Time to short Crude Oil? The technical Analysis Explained

 


Crude oil has recently been in a bull-run fueled by OPEC deciding to cut production by 1.2 million barrells per day. Nonetheless, I believe the current price of oil is unsustainable and we will soon see a reversal to the downside with a bear continuation, mainly due to technical analysis reasons. 

The following chart shows the daily price action of crude oil. 

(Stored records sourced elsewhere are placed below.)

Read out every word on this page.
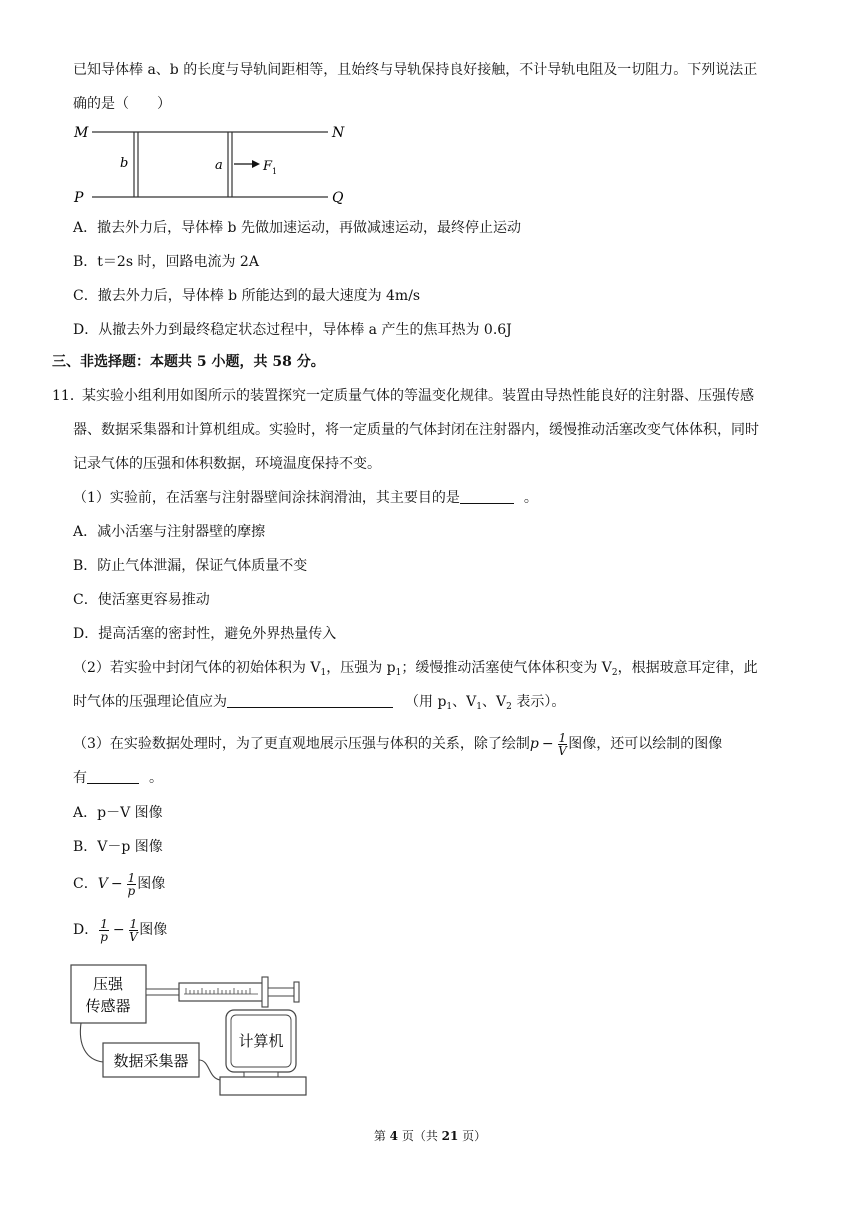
已知导体棒 a、b 的长度与导轨间距相等，且始终与导轨保持良好接触，不计导轨电阻及一切阻力。下列说法正
确的是（　　）
M	N
P	Q
b	a	F 1
A．撤去外力后，导体棒 b 先做加速运动，再做减速运动，最终停止运动
B．t＝2s 时，回路电流为 2A
C．撤去外力后，导体棒 b 所能达到的最大速度为 4m/s
D．从撤去外力到最终稳定状态过程中，导体棒 a 产生的焦耳热为 0.6J
三、非选择题：本题共 5 小题，共 58 分。
11．
某实验小组利用如图所示的装置探究一定质量气体的等温变化规律。装置由导热性能良好的注射器、压强传感
器、数据采集器和计算机组成。实验时，将一定质量的气体封闭在注射器内，缓慢推动活塞改变气体体积，同时
记录气体的压强和体积数据，环境温度保持不变。
（1）实验前，在活塞与注射器壁间涂抹润滑油，其主要目的是	。
A．减小活塞与注射器壁的摩擦
B．防止气体泄漏，保证气体质量不变
C．使活塞更容易推动
D．提高活塞的密封性，避免外界热量传入
（2）若实验中封闭气体的初始体积为 $V_1$，压强为 $p_1$；缓慢推动活塞使气体体积变为 $V_2$，根据玻意耳定律，此
时气体的压强理论值应为	（用 $p_1$、$V_1$、$V_2$ 表示）。
（3）在实验数据处理时，为了更直观地展示压强与体积的关系，除了绘制$p - \frac{1}{V}$ 图像，还可以绘制的图像
有	。
A．p－V 图像
B．V－p 图像
C．$V - \frac{1}{p}$ 图像
D． $\frac{1}{p} - \frac{1}{V}$ 图像
压强
传感器
数据采集器
计算机
第 4 页（共 21 页）
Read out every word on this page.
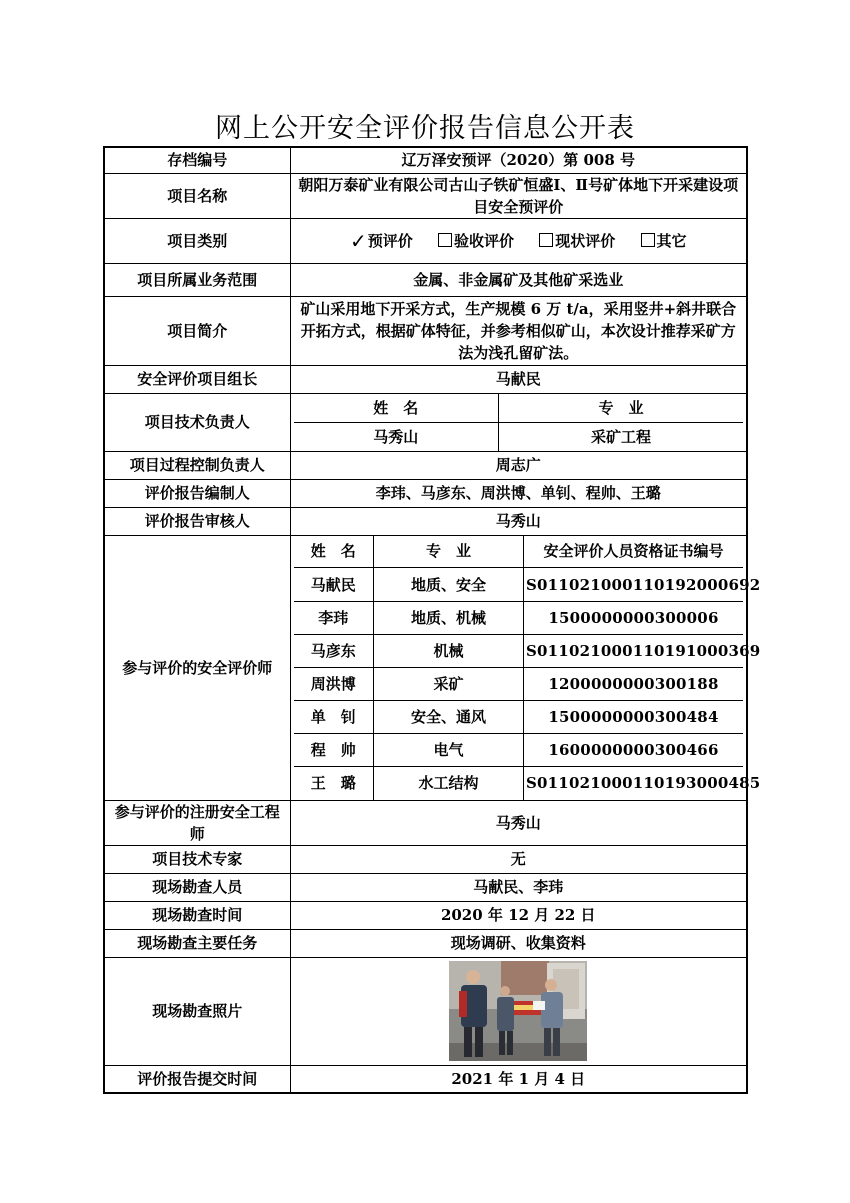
网上公开安全评价报告信息公开表
存档编号	辽万泽安预评（2020）第 008 号
项目名称	朝阳万泰矿业有限公司古山子铁矿恒盛Ⅰ、Ⅱ号矿体地下开采建设项目安全预评价
项目类别	✓预评价	验收评价	现状评价	其它
项目所属业务范围	金属、非金属矿及其他矿采选业
项目简介	矿山采用地下开采方式，生产规模 6 万 t/a，采用竖井+斜井联合开拓方式，根据矿体特征，并参考相似矿山，本次设计推荐采矿方法为浅孔留矿法。
安全评价项目组长	马献民
项目技术负责人	
姓　名	专　业
马秀山	采矿工程

项目过程控制负责人	周志广
评价报告编制人	李玮、马彦东、周洪博、单钊、程帅、王璐
评价报告审核人	马秀山
参与评价的安全评价师	
姓　名	专　业	安全评价人员资格证书编号
马献民	地质、安全	S011021000110192000692
李玮	地质、机械	1500000000300006
马彦东	机械	S011021000110191000369
周洪博	采矿	1200000000300188
单　钊	安全、通风	1500000000300484
程　帅	电气	1600000000300466
王　璐	水工结构	S011021000110193000485

参与评价的注册安全工程师	马秀山
项目技术专家	无
现场勘查人员	马献民、李玮
现场勘查时间	2020 年 12 月 22 日
现场勘查主要任务	现场调研、收集资料
现场勘查照片	
评价报告提交时间	2021 年 1 月 4 日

As you can see, the price was not able to hold above the 200 SMMA and was rejected to the downside. This is a major bearish signal as the price falls below the long term average and continues its downtrend. 
According to technical analysis tenets, if today's price were to close below the 80.50 level (red line), the short position on oil would be confirmed with a take profit at the green line (73.14 level). If the price did not close below the 80.50 level, the short position would not be confirmed. 
For a safer position, oil could be shorted to fill the gap at 75.80 if the trader did not want to run as much risk for a 73.14 level. 

FOMC Meeting Driving Oil Price Decrease: 

  • Investors are expecting a nearly 86% probability of a 25 basis point hike during the next FOMC meeting, meaning that the demand for crude oil is likely to decrease if this were to happen. Hence, investors are taking profits after the latest oil price increment. 

THIS IS NOT FINANCIAL ADVICE. JUST MY OPINION ON A POSSIBLE SWING POSITION.